Infographics are a fantastic way to convey information. The best businesses in 2020 are making sure that their websites feature these creative visual representations. Keep these considerations in mind when you want to create an infographic that makes an impact.
Read on for more information about:
- when to use an infographic
- what to do before you design
- how to make an impact
When to Use an Infographic
There is a time and a place for all different types of media, and that applies to infographics too. As we’ll discuss in the section below titled “Look in Your Own Backyard,” you want to make sure you’re using these visuals only when they’re appropriate.
Like the name implies, infographics are most useful for when you want to convey information. Use them to inform your audience about both a general overview and a complex topic.
You can also use infographics to define the steps of a process. When you want to share survey results or other qualitative data, this type of visual can be very useful. Showing how different options are related, and comparing the pros and cons, are also great times to use an infographic.
Infographics can help you show the history or the future of a product, service, or idea as well. They’re a great way to create timelines and to explain future plans. This is just a jumping-off point; you can use them to share other types of information, too!
Before You Design
One important step of any creative process is to generate ideas. Before you sit down to design and create your infographic, brainstorm ideas for what you want your final product to look like.
Think of this as the pre-research stage of the process. Prior to actually creating the graphic, ask yourself: how do you want your final product to look? Is there a specific style or theme that you want it to match? What is the greater context of where this infographic will be placed, and how can I make it flow with the existing context?
Keep in mind that no idea is wrong at this stage. You need to let your ideas flow through you first, and then focus on choosing the best ones. You can brainstorm by yourself or with a team.
Use graphic organizers, sometimes called mind maps, to help you brainstorm a variety of topics. You can use graphic organizers specific to the content (for example, small business sales) or specific to the format (infographics). These will help you decide what data to emphasize and what data you can leave out.
Keep it Relevant and Use Your Keywords
No one is going to read a week-old newspaper. No one is going to read an infographic that’s outdated or irrelevant, either. Before you gather your data, ask yourself if the topic you’ve chosen is something that people care about and want to learn about now.
An additional benefit of creating an infographic about a relevant trend is that this will give you access to the many people who are interested in that topic, which will create more brand awareness and drive traffic to your site. Tools that can help you with this task include Google Trends and BuzzSumo, which will help you identify what’s currently popular. Once you know, you can create valuable and interesting content related to the trend you’ve chosen.
One basic rule of digital marketing is that you have to prioritize SEO. You need to research the keywords that will direct your target audience towards your site. Then, make sure your infographic includes those keywords.
Look in Your Own Backyard
Before you go scouring all the corners of the internet for content ideas, look at what you already have created. What great information is already on your website, but perhaps not in the most accessible format? Can that be turned into an infographic?
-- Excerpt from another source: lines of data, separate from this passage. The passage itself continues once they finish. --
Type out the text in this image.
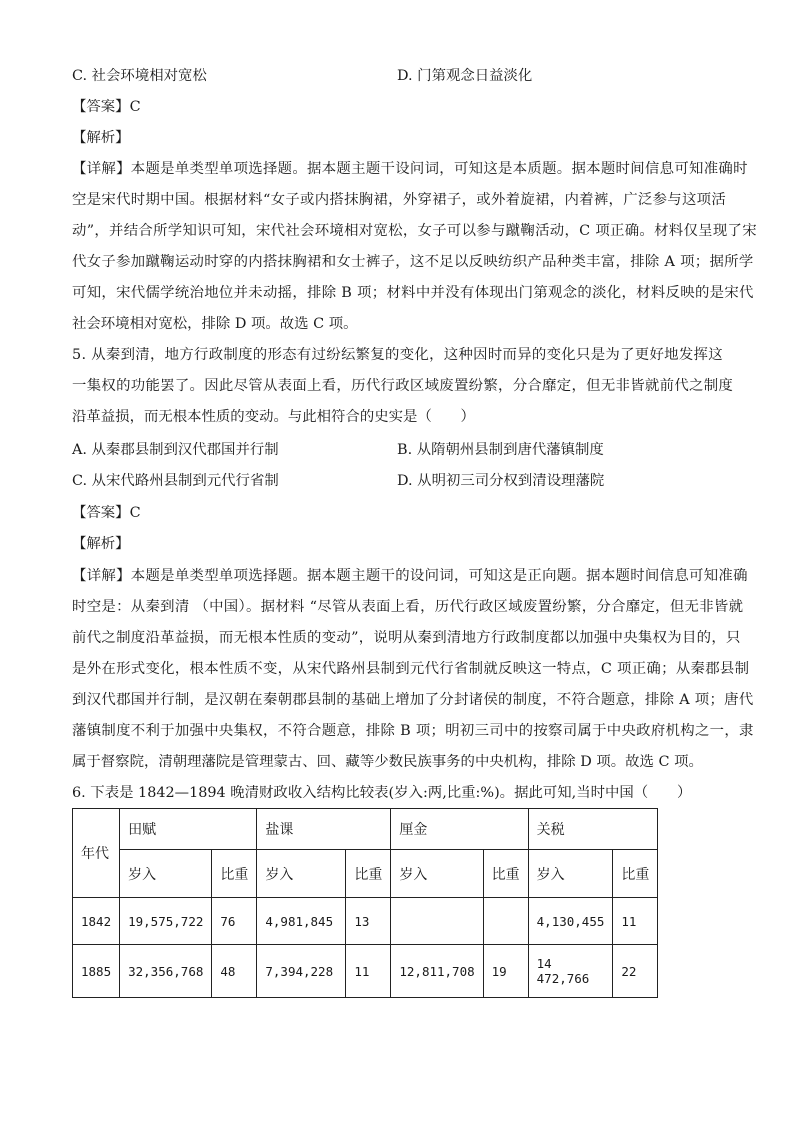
C. 社会环境相对宽松	D. 门第观念日益淡化
【答案】C
【解析】
【详解】本题是单类型单项选择题。据本题主题干设问词，可知这是本质题。据本题时间信息可知准确时
空是宋代时期中国。根据材料“女子或内搭抹胸裙，外穿裙子，或外着旋裙，内着裤，广泛参与这项活
动”，并结合所学知识可知，宋代社会环境相对宽松，女子可以参与蹴鞠活动，C 项正确。材料仅呈现了宋
代女子参加蹴鞠运动时穿的内搭抹胸裙和女士裤子，这不足以反映纺织产品种类丰富，排除 A 项；据所学
可知，宋代儒学统治地位并未动摇，排除 B 项；材料中并没有体现出门第观念的淡化，材料反映的是宋代
社会环境相对宽松，排除 D 项。故选 C 项。
5. 从秦到清，地方行政制度的形态有过纷纭繁复的变化，这种因时而异的变化只是为了更好地发挥这
一集权的功能罢了。因此尽管从表面上看，历代行政区域废置纷繁，分合靡定，但无非皆就前代之制度
沿革益损，而无根本性质的变动。与此相符合的史实是（　　）
A. 从秦郡县制到汉代郡国并行制	B. 从隋朝州县制到唐代藩镇制度
C. 从宋代路州县制到元代行省制	D. 从明初三司分权到清设理藩院
【答案】C
【解析】
【详解】本题是单类型单项选择题。据本题主题干的设问词，可知这是正向题。据本题时间信息可知准确
时空是：从秦到清 （中国）。据材料 “尽管从表面上看，历代行政区域废置纷繁，分合靡定，但无非皆就
前代之制度沿革益损，而无根本性质的变动”，说明从秦到清地方行政制度都以加强中央集权为目的，只
是外在形式变化，根本性质不变，从宋代路州县制到元代行省制就反映这一特点，C 项正确；从秦郡县制
到汉代郡国并行制，是汉朝在秦朝郡县制的基础上增加了分封诸侯的制度，不符合题意，排除 A 项；唐代
藩镇制度不利于加强中央集权，不符合题意，排除 B 项；明初三司中的按察司属于中央政府机构之一，隶
属于督察院，清朝理藩院是管理蒙古、回、藏等少数民族事务的中央机构，排除 D 项。故选 C 项。
6. 下表是 1842—1894 晚清财政收入结构比较表(岁入:两,比重:%)。据此可知,当时中国（　　）
年代	田赋		盐课		厘金		关税	
	岁入	比重	岁入	比重	岁入	比重	岁入	比重
1842	19,575,722	76	4,981,845	13			4,130,455	11
1885	32,356,768	48	7,394,228	11	12,811,708	19	14 472,766	22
For instance, do you have a blog post that’s filled with great information, but that takes some time to read? If possible, condense the most important parts of that post into an infographic.
You can also take a look at the most popular posts or pages on your website. You know that your audience loved that content. Why not make an infographic of it and remind them of the amazing content you produce?
Of course, you’re going to want to make sure that whatever that content is, it’s fit for visualization. If the content is funny dialogue from a podcast, for instance, it probably won’t translate well to an infographic format.
Remember that whatever data you use should be balanced with the ideas or message that you’re trying to convey.
At the end…
Survey your audience. Ask them if the infographic helped or if they have any suggestions for how to improve it. Alternatively, you can also survey your audience before creating it if you are very uncertain where to begin. At the end of the day, the content is there for your consumer. Make sure your infographics flow well, align with SEO, fit with your website theme, and share the information in a clear and direct way. That’s the path to an impactful infographic.